= John Rothmann =

Former American radio host (born 1949)

John Francis Rothmann (born March 2, 1949) is an American former talk radio host on KGO in San Francisco.

==Political and academic career==
Rothmann has a B.A. in political science (1970) and M.A. in teaching (1971) from Whittier College. He has worked for many political campaigns on the national, state, and local levels, including the Richard Nixon 1968 presidential campaign. Rothmann has also published articles on American political history, the Middle East, and education.

He is a frequent lecturer on American politics and the presidency and has spoken at over 150 campuses throughout the United States, Canada, and Israel. Since 2004, he has been a professor at the Fromm Institute for Lifelong Learning at the University of San Francisco.

Rothmann is co-author of the book Icon of Evil, released on June 24, 2008.

==Radio career==
From 1996 until 2009, Rothmann hosted shows in the early morning hours every Saturday and Sunday. He also substituted for other hosts intermittently. On September 14, 2009, he became the host of the 10 PM through 1 AM slot Monday through Friday previously held by Bernie Ward.
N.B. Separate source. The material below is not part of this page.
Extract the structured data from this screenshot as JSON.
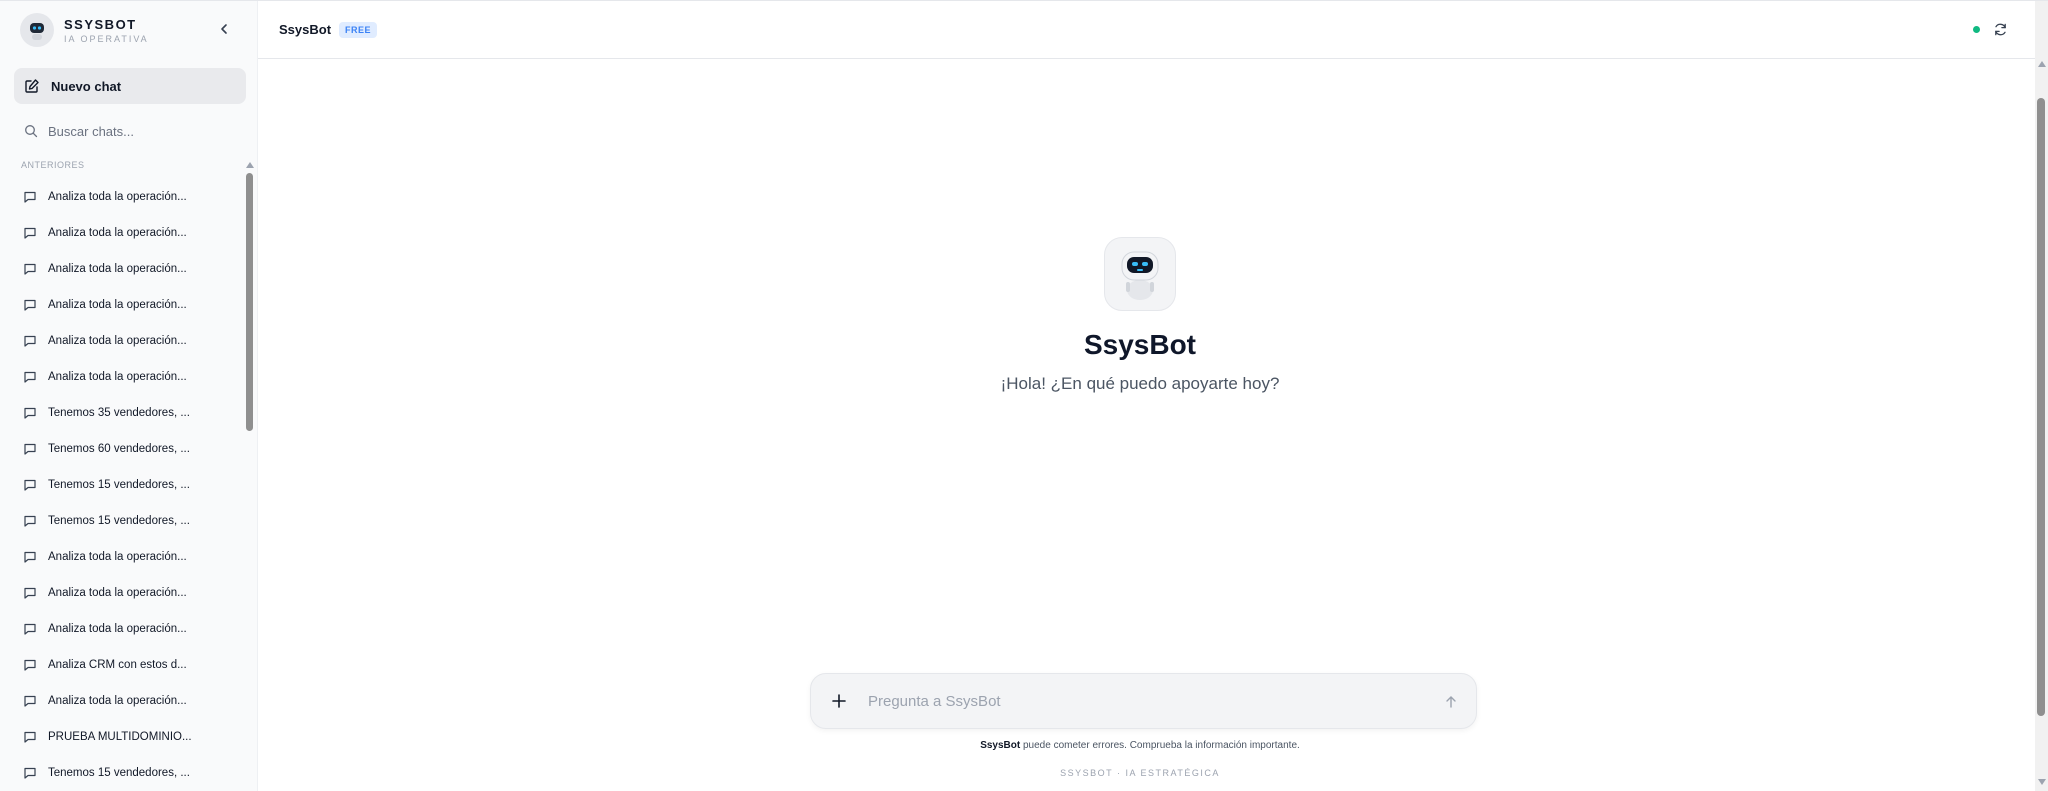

On December 1, 2011, John Rothmann along with other KGO talk show hosts and staff, were dismissed by KGO management due to an all-news format change by the radio station.

On March 11, 2019, as part of the reshuffling of the on-air lineup, Rothmann returned to KGO, this time hosting an evening program airing weeknights from 6:00 to 9:00 p.m. As of April 2020, Rothmann was hosting live on Saturdays from 5:00 to 8:00 p.m. Rothmann continued on the air until KGO abruptly changed its format in October 2022.